In an era when bright meant brilliant, gifted Director of Photography Binod Pradhan introduced us to the wonders of darkness.
Countless scenes feature the Gateway of India as its backdrop, but few as perceptively as Parinda.
Be it this high angle shot of a wounded Kishen while Karan cries for help.
Or this surreal silhouette of Kishen cruising away from Mumbai's most iconic imagery in the raptures of New Year's Eve revelry.
Tom Alter is Parinda's secret trump card.
Chopra uses him judiciously while Pradhan films him mysteriously. Win, win.
Pradhan, who also worked on VVC's directorial debut Khamosh four years earlier, knows the way into the film-maker's mind.
Their collaboration is seamless in translating what's on paper on celluloid.
Karan returns to the same spot in the dead of night and takes a silent vow to avenge his friend's murder.
Only this time a foreboding gun has replaced the flight of birds.
The way Pradhan uses the Kabutarkhana barricade to give him a caged effect where the only way out leads to violence.
Apparently, Chopra wanted to call the film Kabutarkhana until writer Javed Akhtar suggested that Parinda is better suited to the script.
Suresh Oberoi's flute-playing Pathani hitman gathered notice for his ruggedness and menace.
The only time his ruffled feathers appear soothed is when he's playing the wind instrument.
Almost like a mental mating ritual before he goes for the kill.
Pradhan catches him enjoying some rare 'me time' in its trademark sepia rich tones.
Example no #231 why Parinda is considered slick after three decades.
Pradhan's 'leave a lot to the viewer's imagination' approach for Karan and Paro's wedding night scene ensured lovemaking would never be the same again in Hindi cinema.
Intimacy was never so tangible. And blue was never this sexy.
Of course it ends very, very, badly.
Anna's end demands a spectacular finish and Parinda's climax offers it in heaps.
By then we are familiar with his home, the strategic jhoola and the copious bottles of alcohol in his well-stocked bar.
Though unarmed Kishen's all-important lighter, gifted by Karan, and Anna's pyrophobia is all the arsenal he needs.

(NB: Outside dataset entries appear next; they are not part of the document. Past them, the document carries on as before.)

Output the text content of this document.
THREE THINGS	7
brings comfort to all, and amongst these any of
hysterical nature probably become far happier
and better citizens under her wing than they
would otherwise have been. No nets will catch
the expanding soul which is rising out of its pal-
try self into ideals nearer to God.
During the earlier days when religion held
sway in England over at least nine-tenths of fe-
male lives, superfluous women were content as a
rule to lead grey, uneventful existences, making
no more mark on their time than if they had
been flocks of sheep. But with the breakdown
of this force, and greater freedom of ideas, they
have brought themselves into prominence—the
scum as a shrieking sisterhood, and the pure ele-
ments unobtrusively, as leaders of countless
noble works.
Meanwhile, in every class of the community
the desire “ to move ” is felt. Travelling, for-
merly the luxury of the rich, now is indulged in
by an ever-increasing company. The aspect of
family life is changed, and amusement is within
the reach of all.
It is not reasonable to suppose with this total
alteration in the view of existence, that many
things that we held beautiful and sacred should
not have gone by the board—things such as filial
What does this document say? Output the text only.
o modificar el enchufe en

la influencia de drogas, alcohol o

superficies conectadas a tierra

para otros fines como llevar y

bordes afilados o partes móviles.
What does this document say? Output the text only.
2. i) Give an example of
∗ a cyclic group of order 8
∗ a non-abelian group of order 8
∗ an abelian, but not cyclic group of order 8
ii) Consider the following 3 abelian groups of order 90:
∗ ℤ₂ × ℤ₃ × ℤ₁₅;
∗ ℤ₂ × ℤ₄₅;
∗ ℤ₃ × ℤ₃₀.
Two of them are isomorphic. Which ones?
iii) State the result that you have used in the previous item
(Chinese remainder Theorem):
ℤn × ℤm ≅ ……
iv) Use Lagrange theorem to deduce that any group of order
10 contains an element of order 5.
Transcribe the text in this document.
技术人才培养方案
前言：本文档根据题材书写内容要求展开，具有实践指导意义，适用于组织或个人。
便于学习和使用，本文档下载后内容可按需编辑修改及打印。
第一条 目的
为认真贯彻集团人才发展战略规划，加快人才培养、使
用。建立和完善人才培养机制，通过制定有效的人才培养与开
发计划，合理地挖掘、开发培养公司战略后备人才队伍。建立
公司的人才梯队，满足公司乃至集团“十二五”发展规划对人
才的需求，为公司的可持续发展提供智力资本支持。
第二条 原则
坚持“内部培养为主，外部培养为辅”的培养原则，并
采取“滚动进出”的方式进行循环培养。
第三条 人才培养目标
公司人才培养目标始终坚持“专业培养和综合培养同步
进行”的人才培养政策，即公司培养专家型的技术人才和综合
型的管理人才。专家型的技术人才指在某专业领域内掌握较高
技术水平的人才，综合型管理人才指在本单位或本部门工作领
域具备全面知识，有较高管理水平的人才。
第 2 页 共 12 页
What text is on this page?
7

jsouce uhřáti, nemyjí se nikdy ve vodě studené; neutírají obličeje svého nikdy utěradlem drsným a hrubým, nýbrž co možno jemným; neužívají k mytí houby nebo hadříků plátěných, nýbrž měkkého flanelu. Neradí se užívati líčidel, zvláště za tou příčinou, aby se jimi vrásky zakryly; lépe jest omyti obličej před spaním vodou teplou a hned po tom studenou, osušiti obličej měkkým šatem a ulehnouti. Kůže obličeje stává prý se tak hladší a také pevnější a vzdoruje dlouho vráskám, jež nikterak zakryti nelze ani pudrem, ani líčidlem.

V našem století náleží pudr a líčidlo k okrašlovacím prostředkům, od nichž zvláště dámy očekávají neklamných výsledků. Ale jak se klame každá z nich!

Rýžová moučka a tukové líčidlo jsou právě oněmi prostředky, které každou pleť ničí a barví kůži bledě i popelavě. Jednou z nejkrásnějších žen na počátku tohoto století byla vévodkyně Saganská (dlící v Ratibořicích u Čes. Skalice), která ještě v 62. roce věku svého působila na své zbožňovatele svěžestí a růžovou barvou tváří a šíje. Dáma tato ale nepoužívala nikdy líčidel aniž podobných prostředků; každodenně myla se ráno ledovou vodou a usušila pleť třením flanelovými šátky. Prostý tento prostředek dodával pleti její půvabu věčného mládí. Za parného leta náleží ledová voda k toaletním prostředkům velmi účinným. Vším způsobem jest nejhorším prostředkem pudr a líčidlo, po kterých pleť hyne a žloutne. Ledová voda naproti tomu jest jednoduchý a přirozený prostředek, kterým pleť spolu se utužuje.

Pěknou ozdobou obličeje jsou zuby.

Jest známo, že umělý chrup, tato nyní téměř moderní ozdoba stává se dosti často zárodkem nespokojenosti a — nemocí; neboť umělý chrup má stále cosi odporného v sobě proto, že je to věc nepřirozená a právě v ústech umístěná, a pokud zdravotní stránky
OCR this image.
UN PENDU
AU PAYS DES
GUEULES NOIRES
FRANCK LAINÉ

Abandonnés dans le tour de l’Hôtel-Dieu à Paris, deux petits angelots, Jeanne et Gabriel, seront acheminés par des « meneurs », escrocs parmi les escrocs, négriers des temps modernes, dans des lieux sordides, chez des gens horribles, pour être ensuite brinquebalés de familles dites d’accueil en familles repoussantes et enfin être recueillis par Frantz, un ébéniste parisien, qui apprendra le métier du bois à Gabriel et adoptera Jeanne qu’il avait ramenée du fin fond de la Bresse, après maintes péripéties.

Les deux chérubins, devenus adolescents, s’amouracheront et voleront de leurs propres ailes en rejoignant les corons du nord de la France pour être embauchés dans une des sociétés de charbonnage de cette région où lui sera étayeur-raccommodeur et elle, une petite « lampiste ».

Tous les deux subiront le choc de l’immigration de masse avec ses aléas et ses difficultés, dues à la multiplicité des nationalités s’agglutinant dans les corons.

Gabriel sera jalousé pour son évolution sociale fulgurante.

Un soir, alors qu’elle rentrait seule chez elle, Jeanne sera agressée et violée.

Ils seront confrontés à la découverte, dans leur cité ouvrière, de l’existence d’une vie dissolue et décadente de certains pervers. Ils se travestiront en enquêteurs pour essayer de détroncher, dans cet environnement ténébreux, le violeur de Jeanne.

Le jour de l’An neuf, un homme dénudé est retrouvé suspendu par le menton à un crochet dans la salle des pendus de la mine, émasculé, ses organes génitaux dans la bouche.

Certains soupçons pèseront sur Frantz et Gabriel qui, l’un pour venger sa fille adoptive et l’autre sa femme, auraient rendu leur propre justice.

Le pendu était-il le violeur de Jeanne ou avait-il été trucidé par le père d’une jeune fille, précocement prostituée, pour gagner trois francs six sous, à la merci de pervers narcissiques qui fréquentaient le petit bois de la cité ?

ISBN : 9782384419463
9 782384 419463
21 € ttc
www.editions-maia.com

Not too long ago, Kishen had discovered Anna's kryptonite in this very room.
Now is the time to use it and finish him off the same way he once killed his family.
Another fabulous top shot by Pradhan allows us to experience the scene's strength.
As an aside, Patekar hurt himself while filming the aforementioned sequence.
The fire that sets Anna ablaze cuts to the funeral pyre of Kishen's loved ones as he watches his world reduced to ashes against Mumbai's towering skyline.
Karan and Paro's souls are finally set free, but the burden of violence has clipped Kishen's wings for life.